My aunt fits into the image of ‘perfect mother’ in happy-family television ads. Her three children are always dressed well, is never too busy to listen to her children, she manages her house with quiet efficiency, thrives on crisis and smiles through it all as if life is a piece of cake. When you ask her the secret behind her success, she says:
“After the children are put to bed, their clothes readied for next day and the lights are out, I fall down to my knees and thank god, I managed to maintain my composure. Being the ‘perfect mother’ obviously needs a lot of effort.
I’m quite certain I don’t want to get into this trap.
My life will turn upside down if I listen to hubby dear, who would love to see me in ‘that’ role. The other day, when he was patiently explaining the merits of parenthood to me, I saw a vision of my aunt asking me to disagree with him.
I decided I won’t be like her and racked my brains for a logical answer.
“We can’t afford it,” I announced. A baby is an expensive proposition, I reasoned out, “once the baby lands in our lives, we’ll be paying through our noses – medical bills, grocery bills, clothes, baby food and what not.” But hubby was unfazed. “Aren’t we paying through our noses even now, without the baby,” he asked.
My defences were getting me nowhere.

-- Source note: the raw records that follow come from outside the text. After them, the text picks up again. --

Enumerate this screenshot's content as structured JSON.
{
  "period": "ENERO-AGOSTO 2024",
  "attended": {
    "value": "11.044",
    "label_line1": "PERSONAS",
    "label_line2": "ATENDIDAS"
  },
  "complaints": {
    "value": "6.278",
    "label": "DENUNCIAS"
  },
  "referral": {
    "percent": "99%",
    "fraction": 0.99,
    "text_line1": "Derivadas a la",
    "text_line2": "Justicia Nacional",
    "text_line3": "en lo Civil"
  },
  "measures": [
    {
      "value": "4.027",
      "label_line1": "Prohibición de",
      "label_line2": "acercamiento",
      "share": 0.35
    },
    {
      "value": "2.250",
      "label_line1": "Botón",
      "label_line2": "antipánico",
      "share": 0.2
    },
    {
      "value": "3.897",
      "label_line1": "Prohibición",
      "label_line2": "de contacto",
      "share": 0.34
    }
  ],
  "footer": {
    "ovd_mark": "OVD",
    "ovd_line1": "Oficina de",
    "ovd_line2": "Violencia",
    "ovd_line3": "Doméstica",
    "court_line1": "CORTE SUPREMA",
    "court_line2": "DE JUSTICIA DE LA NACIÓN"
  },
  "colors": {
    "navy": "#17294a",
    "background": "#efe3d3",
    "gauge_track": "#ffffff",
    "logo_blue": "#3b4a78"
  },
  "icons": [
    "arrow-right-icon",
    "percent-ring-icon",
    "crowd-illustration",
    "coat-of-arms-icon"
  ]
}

So, I tried another one. “I am not mature enough to take the responsibility.”
Hubby raised his eyebrows, “What makes you say that?”
“I can’t handle all that it takes,” I said, relating my neighbor’s parenting experiences. One day her son wanted to bring home a puppy and she could think of ten reasons to leave it behind (the puppy, not the boy). “I would never be able to muster up even one,” I reasoned.
Hubby brushed it aside with a reassuring “you are a big girl now.”
Then I tried fencing armed with the flab theory. “I will put on so much weight. I gain weight even when I chew on a pencil. Perhaps I could try it if you have tips on how to pass on the flab to thinner people,” I mocked at him.
Like always, he had an answer for that too. “Listen, there are women who are just as miserable being thin as being overweight, so forget about that,” he smiled.
I decided I was not giving up so easily and threw in my final cards. I looked around our newly rented flat. “Isn’t this too small,” I asked, “I mean no man or woman can endure more than one week of complete togetherness. If we have to live in this soap box with one or two children, it would be like being locked in a rest room at a bus or railway station.”
That did it. He laughed and gave up.
When I think of children, it always transports me back to my childhood, when daddy used to throw me up in the air and catch me as I giggled until I couldn’t anymore, when Mama was always there to read my first book and sign my first report card.
I want to be a loving and a responsible parent when I am ready for it. And I look forward to my children telling me that I was there for them always.